Code that targets a specific backend type (such as LVM encryption, for instance) is still possible, since we can ask libvirt for the storage pool type.

Implementation

Assignee(s)

Primary assignee:

paul-carlton2

Other contributors:

None

Work Items

  1. Modify the code which downloads images from Glance into a cache to create a storage pool in the cache directory and refresh the cache when a new image is downloaded.

  2. Implement the new image backend and sections in the XML config builder to accept the volume type for disk elements, and make the image cache manager aware of how to check libvirt storage volumes for backing stores.

  3. Implement the functionality required to support transitional installations (detecting legacy backend use, adding code to migration and reboots to transition into new backend use).

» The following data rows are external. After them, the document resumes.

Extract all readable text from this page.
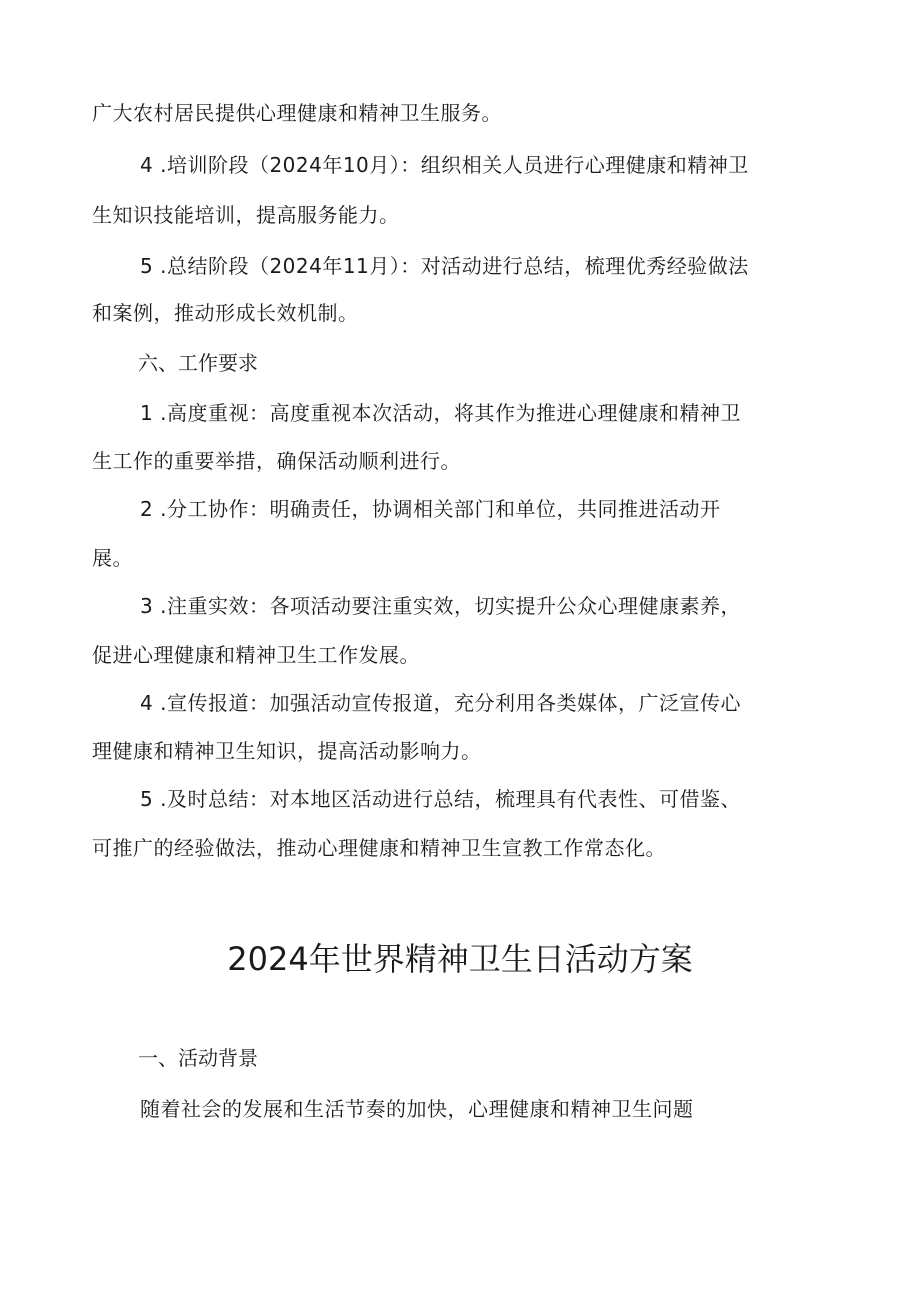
广大农村居民提供心理健康和精神卫生服务。
4 .培训阶段（2024年10月）：组织相关人员进行心理健康和精神卫
生知识技能培训，提高服务能力。
5 .总结阶段（2024年11月）：对活动进行总结，梳理优秀经验做法
和案例，推动形成长效机制。
六、工作要求
1 .高度重视：高度重视本次活动，将其作为推进心理健康和精神卫
生工作的重要举措，确保活动顺利进行。
2 .分工协作：明确责任，协调相关部门和单位，共同推进活动开
展。
3 .注重实效：各项活动要注重实效，切实提升公众心理健康素养，
促进心理健康和精神卫生工作发展。
4 .宣传报道：加强活动宣传报道，充分利用各类媒体，广泛宣传心
理健康和精神卫生知识，提高活动影响力。
5 .及时总结：对本地区活动进行总结，梳理具有代表性、可借鉴、
可推广的经验做法，推动心理健康和精神卫生宣教工作常态化。
2024年世界精神卫生日活动方案
一、活动背景
随着社会的发展和生活节奏的加快，心理健康和精神卫生问题
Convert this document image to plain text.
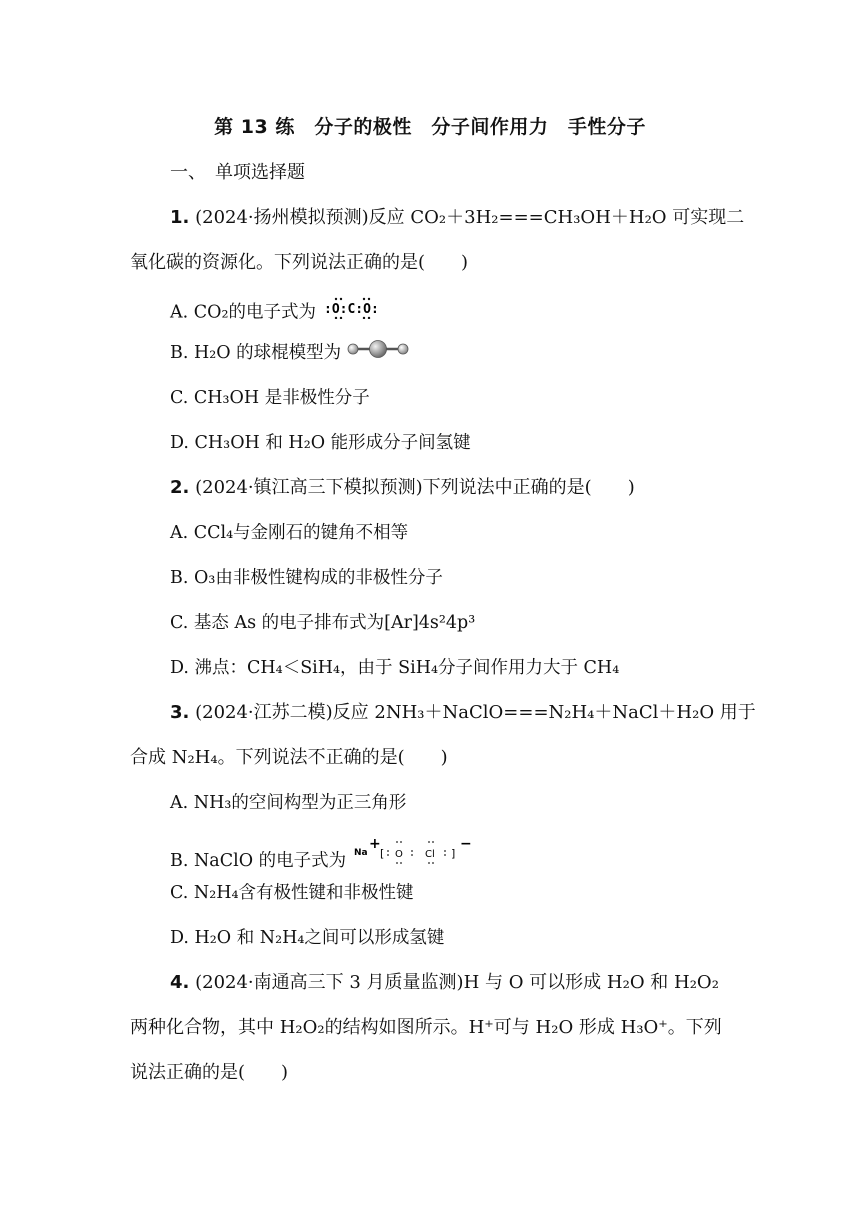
第 13 练　分子的极性　分子间作用力　手性分子
一、　单项选择题
1. (2024·扬州模拟预测)反应 CO₂＋3H₂===CH₃OH＋H₂O 可实现二
氧化碳的资源化。下列说法正确的是(　　)
A. CO₂的电子式为 :O:C:O:
B. H₂O 的球棍模型为
C. CH₃OH 是非极性分子
D. CH₃OH 和 H₂O 能形成分子间氢键
2. (2024·镇江高三下模拟预测)下列说法中正确的是(　　)
A. CCl₄与金刚石的键角不相等
B. O₃由非极性键构成的非极性分子
C. 基态 As 的电子排布式为[Ar]4s²4p³
D. 沸点：CH₄＜SiH₄，由于 SiH₄分子间作用力大于 CH₄
3. (2024·江苏二模)反应 2NH₃＋NaClO===N₂H₄＋NaCl＋H₂O 用于
合成 N₂H₄。下列说法不正确的是(　　)
A. NH₃的空间构型为正三角形
B. NaClO 的电子式为 Na
+
[ O Cl ]
−
C. N₂H₄含有极性键和非极性键
D. H₂O 和 N₂H₄之间可以形成氢键
4. (2024·南通高三下 3 月质量监测)H 与 O 可以形成 H₂O 和 H₂O₂
两种化合物，其中 H₂O₂的结构如图所示。H⁺可与 H₂O 形成 H₃O⁺。下列
说法正确的是(　　)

  4. Subclass the new image backend for RBD support to allow it to be used with the new image backend.

Dependencies

No new libraries are required for this change. However, the XML changes discussed above require a libvirt version > 1.0.5 (the actual storage pools do not, however). While this is not strictly needed (as we can simply use the existing code for determining the correct XML for a given image), it does simplify the section of the code responsible for XML generation. Since we will most likely be increasing the minimum libvirt version for Mikata, however, this should not be problematic.

Testing

We will want to duplicate the existing tests for the various image backends to ensure that the new backend covers all of the existing functionality. Additionally, new tests should be introduced for:

  • the XML changes

  • storage pool management

  • migrating existing instances to the new backend and the supporting transitional functionality

Documentation Impact

We should warn about the deprecation of the legacy image backends, and note the change to the new backend. It should also be noted that migrations and cold resizes are the preferred method to transition existing instances to the new backend.